In some embodiments, the instructions may include, for example and
without limitation, rotate sensor collar 114 to locate a maximum
magnetic reading and identify the direction to the maximum magnetic
reading using the offset angle of the sensor. In some embodiments,
the instructions may include rotate sensor collar 114 to locate a
geological anomaly such as, for example and without limitation, a
natural gamma ray reading and identify the direction to the
geological anomaly using the offset angle of the sensor. In some
embodiments, the instruction may further include transmitting a
command to RSS 107 to steer toward or away from the identified
direction.
[0029] In some embodiments, the instructions may include rotating
sensor collar 114 while collecting data from one or more of
borehole orientation sensors 114a or formation sensors 114b to, for
example and without limitation, generate a model of the wellbore
and surrounding formation. In some embodiments, such data may be
collected as sensor assembly 100 is moved through the wellbore. In
such an embodiment, the model of the wellbore may be three
dimensional.
[0030] Although described herein as utilizing only a single sensor
collar 114, one having ordinary skill in the art with the benefit
of this disclosure will understand that multiple sensor collars
114, each having their own sensors 113 may be included in
nonrotating sub 115 without deviating from the scope of this
disclosure. Additionally, one having ordinary skill in the art with
the benefit of this disclosure will understand that each sensor
collar 114 may be driven independently by separate motors 117.

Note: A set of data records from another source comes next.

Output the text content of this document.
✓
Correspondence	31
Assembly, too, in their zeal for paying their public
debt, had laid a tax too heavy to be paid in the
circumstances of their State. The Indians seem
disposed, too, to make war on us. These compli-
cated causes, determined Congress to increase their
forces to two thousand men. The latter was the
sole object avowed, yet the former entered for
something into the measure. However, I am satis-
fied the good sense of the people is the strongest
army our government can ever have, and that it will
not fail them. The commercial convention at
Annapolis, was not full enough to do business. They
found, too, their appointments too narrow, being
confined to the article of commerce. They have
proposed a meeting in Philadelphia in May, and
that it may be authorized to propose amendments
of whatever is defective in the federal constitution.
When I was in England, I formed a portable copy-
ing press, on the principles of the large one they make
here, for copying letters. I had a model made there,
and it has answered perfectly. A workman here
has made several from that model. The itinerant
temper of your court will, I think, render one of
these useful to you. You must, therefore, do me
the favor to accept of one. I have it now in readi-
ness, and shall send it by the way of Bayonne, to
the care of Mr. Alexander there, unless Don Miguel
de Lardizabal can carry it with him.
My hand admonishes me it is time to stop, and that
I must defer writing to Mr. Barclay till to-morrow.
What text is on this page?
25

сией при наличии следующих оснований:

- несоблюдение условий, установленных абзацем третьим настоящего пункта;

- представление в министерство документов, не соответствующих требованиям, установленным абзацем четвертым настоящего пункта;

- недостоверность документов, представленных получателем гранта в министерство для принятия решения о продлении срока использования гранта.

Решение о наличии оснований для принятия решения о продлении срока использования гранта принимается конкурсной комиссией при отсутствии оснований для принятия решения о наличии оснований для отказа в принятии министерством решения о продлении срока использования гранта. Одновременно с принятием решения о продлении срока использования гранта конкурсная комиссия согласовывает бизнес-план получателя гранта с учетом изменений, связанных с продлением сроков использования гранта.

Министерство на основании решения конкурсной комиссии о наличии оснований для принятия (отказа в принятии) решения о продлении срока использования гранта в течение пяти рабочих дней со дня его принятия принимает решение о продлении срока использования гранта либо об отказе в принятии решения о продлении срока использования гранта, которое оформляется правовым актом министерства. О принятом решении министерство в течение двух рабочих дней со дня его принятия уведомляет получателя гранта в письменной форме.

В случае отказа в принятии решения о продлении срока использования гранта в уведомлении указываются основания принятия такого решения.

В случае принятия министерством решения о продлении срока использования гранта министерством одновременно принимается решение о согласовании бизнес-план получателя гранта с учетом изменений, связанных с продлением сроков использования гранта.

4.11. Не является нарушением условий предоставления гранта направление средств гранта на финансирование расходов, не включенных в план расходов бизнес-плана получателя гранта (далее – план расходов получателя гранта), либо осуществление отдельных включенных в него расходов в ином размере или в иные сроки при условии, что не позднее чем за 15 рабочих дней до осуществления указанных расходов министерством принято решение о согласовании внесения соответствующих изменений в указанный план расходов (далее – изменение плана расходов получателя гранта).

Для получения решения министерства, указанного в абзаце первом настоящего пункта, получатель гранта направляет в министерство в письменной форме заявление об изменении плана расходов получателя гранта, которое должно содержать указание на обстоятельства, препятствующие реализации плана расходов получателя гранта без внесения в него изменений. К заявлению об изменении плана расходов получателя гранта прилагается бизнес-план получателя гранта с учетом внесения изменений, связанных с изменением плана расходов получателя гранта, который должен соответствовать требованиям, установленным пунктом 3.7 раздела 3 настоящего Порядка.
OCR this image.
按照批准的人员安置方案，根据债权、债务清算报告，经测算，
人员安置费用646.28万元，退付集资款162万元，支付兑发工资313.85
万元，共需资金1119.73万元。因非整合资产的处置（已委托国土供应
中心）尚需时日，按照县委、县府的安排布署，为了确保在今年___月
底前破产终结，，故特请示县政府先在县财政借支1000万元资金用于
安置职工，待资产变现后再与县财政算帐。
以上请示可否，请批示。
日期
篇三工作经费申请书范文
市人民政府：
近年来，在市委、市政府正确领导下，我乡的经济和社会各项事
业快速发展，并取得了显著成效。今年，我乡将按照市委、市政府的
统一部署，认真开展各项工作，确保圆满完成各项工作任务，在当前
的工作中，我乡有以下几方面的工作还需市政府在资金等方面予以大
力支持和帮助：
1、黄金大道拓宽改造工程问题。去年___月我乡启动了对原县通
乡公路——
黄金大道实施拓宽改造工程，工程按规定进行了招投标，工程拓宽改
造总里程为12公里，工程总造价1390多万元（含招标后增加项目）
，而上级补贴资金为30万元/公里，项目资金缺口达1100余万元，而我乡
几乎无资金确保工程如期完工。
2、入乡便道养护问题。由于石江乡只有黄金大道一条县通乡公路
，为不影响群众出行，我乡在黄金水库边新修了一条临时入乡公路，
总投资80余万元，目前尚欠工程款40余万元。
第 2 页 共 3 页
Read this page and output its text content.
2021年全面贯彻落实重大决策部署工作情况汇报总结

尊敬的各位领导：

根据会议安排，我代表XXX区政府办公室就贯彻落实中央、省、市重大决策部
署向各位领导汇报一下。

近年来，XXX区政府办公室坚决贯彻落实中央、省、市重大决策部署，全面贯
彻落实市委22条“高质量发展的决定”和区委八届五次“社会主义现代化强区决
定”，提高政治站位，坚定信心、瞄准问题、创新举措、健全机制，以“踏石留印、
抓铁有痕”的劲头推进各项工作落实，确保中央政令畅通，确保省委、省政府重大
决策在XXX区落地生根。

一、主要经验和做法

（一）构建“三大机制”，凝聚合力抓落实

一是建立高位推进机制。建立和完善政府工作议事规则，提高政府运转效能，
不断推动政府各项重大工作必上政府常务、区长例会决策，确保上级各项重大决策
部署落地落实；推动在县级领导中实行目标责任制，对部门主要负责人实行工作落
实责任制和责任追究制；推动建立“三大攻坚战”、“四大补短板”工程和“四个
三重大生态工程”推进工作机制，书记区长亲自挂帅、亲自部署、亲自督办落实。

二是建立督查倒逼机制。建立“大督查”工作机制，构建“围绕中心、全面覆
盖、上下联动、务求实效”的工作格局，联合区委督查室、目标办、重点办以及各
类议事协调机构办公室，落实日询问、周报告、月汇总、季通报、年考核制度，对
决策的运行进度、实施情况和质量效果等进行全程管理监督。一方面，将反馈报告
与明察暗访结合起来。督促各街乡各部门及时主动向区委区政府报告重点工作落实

[0031] The foregoing outlines features of several embodiments so
that a person of ordinary skill in the art may better understand
the aspects of the present disclosure. Such features may be
replaced by any one of numerous equivalent alternatives, only some
of which are disclosed herein. One of ordinary skill in the art
should appreciate that they may readily use the present disclosure
as a basis for designing or modifying other processes and
structures for carrying out the same purposes and/or achieving the
same advantages of the embodiments introduced herein. One of
ordinary skill in the art should also realize that such equivalent
constructions do not depart from the spirit and scope of the
present disclosure and that they may make various changes,
substitutions, and alterations herein without departing from the
spirit and scope of the present disclosure.